Lettres: Petite histoire quotidienne du personnel soignant

Y a-t-il une journée où notre système de santé ne fasse pas l'objet d'une critique quelconque? Tantôt, c'est la lenteur des listes d'attente pour les traitements qu'on dénonce, tantôt, c'est la compétence du personnel soignant qu'on met en doute. Avec les récents débats sur les droits intrinsèques de l'individu, ceux-ci auraient pris trop de place au détriment des droits du malade. A-t-on déjà osé présenter l'autre côté de la médaille, le quotidien du personnel soignant, où la passion de bien soigner est au coeur du travail? Je me permets de raconter l'histoire suffisamment représentative de notre milieu qui, j'ose espérer, réveillera chez les lecteurs quelques sentiments de compréhension et de reconnaissance à l'égard de toute la profondeur du dévouement de notre travail.

Avec une hépatite virale de type C foudroyante dont le grand risque de transmission est connu de tous, cette patiente devait inévitablement passer à une cirrhose du foie en phase terminale. Elle nous a été référée pour une transplantation du foie. Heureusement pour elle, un foie lui a été trouvé. Elle a donc été transportée au bloc opératoire pour subir cette intervention chirurgicale majeure. Avec l'équipe infirmière dévouée et efficace, les chirurgiens de compétence irréprochable, le tandem anesthésiste-inhalothérapeute prêt, la patiente était entre bonnes mains. Jamais la moindre remarque désobligeante ou une note de réticence de la part de l'équipe soignante: nous étions conscients que la patiente représentait un risque potentiel et qu'une blessure avec du matériel contaminé pouvait nous causer bien des inquiétudes sur plusieurs aspects.

Malheureusement pour la patiente, la chirurgie était beaucoup plus compliquée que prévu: les saignements ne tarissaient pas. Très rapidement, la patiente n'a plus été capable de faire des caillots; les complications de coagulation étaient inévitables. Une vigoureuse transfusion de divers produits sanguins était essentielle. Une consultation des hématologistes était judicieuse. Encore là, ils ont été grandement disponibles et ont fourni une aide précieuse.

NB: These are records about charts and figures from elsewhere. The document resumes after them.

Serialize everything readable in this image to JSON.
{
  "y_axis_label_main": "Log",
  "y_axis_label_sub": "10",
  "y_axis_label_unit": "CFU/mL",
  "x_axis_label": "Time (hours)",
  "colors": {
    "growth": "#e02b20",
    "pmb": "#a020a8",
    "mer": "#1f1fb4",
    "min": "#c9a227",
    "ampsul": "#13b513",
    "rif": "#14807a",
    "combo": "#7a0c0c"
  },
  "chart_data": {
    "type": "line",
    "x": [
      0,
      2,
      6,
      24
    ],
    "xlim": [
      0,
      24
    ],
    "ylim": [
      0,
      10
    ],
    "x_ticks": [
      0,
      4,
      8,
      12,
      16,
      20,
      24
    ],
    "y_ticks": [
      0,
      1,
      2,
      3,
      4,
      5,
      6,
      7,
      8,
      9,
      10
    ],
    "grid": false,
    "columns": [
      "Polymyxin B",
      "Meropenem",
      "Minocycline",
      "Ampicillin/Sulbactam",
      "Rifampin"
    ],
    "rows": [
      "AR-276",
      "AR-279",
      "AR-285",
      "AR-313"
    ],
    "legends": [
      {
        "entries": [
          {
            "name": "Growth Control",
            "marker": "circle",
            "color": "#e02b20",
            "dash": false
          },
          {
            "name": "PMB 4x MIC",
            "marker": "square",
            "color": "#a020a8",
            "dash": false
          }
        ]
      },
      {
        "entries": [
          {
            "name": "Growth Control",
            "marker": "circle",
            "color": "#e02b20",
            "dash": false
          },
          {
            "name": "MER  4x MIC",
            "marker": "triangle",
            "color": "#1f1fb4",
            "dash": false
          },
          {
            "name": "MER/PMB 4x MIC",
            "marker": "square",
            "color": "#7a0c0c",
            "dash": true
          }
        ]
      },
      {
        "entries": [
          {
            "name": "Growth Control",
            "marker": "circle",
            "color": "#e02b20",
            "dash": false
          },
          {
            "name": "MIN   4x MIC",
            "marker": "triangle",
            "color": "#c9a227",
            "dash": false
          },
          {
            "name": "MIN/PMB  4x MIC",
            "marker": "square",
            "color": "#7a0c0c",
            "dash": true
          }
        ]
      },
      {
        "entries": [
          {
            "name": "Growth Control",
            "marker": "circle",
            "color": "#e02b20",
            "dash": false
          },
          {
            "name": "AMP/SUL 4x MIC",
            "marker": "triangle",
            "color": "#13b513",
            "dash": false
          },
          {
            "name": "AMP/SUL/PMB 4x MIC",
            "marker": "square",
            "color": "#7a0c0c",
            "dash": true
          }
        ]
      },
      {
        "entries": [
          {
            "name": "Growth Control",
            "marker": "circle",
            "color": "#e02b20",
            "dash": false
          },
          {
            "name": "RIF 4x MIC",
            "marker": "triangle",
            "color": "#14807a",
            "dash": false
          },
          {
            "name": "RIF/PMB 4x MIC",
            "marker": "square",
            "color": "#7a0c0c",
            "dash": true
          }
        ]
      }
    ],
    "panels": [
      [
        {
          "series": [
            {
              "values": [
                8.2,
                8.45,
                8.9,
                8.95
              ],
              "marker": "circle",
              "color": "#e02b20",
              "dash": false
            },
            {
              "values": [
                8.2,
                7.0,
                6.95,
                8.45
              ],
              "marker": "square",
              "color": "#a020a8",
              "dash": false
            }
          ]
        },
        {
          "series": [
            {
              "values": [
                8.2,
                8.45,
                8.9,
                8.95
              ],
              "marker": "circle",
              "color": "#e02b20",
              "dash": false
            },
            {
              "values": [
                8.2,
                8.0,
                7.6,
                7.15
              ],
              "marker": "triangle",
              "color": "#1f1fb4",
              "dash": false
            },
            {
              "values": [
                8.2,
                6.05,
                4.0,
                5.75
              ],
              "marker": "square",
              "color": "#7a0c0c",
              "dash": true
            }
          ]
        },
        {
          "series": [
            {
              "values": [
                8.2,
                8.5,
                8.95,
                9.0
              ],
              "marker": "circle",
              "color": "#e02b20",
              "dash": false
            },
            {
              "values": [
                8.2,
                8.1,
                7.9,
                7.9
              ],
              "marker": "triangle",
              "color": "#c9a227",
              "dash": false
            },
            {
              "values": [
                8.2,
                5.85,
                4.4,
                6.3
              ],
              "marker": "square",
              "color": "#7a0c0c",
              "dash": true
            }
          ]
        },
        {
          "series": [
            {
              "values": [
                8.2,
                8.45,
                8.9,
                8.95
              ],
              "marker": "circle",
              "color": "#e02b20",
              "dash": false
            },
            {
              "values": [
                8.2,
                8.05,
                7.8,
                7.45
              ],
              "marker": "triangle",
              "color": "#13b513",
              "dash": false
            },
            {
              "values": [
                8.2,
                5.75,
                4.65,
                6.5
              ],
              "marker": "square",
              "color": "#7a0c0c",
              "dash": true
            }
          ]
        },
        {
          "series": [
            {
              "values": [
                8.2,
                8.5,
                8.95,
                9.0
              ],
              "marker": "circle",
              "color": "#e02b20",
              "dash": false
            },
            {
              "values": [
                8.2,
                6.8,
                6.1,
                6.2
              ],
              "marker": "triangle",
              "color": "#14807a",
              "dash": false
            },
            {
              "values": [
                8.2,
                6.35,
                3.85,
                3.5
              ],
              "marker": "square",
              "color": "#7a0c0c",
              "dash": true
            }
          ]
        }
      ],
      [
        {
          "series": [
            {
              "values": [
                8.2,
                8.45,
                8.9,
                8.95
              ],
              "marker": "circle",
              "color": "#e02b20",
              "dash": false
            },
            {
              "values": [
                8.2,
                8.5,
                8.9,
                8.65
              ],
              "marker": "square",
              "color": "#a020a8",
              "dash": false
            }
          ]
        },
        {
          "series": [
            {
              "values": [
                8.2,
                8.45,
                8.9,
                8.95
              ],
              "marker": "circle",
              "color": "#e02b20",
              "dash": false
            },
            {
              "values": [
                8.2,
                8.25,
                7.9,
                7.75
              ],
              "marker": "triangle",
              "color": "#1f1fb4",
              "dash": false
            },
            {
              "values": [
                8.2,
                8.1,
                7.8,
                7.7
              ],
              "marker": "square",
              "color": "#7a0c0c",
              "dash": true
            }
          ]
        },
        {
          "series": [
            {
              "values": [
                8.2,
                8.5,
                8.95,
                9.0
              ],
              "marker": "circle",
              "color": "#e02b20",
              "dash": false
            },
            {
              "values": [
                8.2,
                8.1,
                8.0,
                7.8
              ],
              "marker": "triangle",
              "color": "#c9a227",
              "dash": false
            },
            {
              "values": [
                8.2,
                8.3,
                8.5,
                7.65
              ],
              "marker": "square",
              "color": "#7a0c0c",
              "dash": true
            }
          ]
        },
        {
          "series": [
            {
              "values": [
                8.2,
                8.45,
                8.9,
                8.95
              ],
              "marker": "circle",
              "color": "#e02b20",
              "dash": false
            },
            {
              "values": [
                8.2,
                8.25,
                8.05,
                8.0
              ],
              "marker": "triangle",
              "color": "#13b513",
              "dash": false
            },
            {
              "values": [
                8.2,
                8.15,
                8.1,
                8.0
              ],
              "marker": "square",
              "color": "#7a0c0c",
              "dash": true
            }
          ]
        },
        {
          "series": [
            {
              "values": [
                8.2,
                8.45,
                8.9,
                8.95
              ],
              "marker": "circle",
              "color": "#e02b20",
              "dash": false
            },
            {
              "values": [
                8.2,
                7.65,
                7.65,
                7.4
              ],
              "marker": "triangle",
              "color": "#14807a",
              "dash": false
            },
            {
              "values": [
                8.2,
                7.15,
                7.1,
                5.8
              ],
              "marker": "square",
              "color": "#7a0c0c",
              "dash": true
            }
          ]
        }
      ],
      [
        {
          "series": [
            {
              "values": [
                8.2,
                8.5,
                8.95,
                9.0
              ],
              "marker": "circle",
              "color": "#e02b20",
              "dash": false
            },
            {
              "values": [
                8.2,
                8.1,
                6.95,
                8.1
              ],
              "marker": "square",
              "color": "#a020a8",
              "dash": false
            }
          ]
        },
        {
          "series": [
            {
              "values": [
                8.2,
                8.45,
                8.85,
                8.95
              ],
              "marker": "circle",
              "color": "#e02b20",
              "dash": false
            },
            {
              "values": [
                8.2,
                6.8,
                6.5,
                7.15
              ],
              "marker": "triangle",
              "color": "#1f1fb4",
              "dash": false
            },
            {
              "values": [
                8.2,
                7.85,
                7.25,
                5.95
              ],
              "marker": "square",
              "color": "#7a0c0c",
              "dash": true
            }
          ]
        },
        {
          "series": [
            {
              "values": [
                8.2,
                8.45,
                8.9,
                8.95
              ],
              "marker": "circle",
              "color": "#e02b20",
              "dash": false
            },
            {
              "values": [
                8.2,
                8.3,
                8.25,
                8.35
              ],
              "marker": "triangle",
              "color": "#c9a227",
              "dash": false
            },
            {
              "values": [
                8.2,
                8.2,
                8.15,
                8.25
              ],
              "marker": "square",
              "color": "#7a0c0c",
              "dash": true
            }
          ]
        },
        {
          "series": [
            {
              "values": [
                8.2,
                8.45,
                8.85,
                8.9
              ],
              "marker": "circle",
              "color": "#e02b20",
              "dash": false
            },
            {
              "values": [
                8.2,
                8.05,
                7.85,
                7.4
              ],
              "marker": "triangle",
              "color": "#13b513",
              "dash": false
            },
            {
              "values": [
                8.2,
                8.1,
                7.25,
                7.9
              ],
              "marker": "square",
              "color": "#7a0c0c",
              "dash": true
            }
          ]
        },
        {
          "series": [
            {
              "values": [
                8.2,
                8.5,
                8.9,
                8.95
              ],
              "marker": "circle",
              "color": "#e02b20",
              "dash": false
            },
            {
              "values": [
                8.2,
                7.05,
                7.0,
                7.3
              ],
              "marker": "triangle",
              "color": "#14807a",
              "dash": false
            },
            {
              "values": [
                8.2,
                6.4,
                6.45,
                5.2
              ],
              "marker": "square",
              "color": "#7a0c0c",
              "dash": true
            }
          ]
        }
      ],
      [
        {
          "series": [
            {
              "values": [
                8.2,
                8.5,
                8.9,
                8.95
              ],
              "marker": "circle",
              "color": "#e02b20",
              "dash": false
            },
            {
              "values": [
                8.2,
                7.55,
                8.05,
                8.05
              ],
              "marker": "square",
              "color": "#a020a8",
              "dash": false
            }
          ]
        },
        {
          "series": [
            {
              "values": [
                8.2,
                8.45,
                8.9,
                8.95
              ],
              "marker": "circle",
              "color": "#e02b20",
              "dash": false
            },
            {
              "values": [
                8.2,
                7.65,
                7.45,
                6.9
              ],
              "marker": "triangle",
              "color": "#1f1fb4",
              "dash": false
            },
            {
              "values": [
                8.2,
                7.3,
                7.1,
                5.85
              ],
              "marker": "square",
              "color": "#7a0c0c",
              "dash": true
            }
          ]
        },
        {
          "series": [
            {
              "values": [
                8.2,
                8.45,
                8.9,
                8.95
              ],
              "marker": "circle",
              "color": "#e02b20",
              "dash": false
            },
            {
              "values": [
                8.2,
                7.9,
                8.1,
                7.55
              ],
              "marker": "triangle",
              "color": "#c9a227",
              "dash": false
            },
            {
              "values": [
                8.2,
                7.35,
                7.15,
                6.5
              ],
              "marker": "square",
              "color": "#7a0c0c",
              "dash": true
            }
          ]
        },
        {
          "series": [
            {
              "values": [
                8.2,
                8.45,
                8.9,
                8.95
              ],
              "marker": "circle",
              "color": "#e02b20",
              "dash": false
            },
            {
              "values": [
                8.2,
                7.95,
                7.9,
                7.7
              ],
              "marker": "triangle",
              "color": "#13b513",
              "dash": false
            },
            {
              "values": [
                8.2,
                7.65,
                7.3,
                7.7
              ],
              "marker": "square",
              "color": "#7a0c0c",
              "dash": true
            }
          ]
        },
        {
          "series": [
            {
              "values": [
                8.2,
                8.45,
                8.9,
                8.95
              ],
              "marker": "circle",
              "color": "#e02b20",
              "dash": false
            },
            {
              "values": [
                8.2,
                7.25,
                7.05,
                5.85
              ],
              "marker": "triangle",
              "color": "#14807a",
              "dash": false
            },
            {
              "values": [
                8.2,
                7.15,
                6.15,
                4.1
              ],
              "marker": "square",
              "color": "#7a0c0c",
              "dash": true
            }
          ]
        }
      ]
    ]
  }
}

Plutôt que de prendre trois ou quatre heures, cette intervention a duré presque 12 heures, ce qui a nécessité une immense quantité de matériel chirurgical et un nombre impressionnant de produits sanguins. Pas une piqûre accidentelle, pas la moindre plainte de la part de l'équipe traitante. Malgré la sévérité des complications pendant la procédure, la patiente a été transférée aux soins intensifs avec des fonctions physiologiques plus qu'acceptables. Comment pouvait-on mesurer notre satisfaction devant ce travail si épuisant mais si gratifiant?

À notre grand étonnement, la patiente a évolué de façon remarquable, elle n'a eu aucune complication majeure malgré cette chirurgie si laborieuse. Après plusieurs jours, nous étions toujours impressionnés par les progrès de notre patiente.

Malgré toutes les difficultés de notre système de santé à bien des égards, puisse l'histoire vécue par notre patiente, espérons-le encore, faire mentir plusieurs critiques irresponsables du personnel soignant. Pour encore bien longtemps, la passion de bien soigner n'aura aucun prix aux yeux de ceux qui en bénéficient.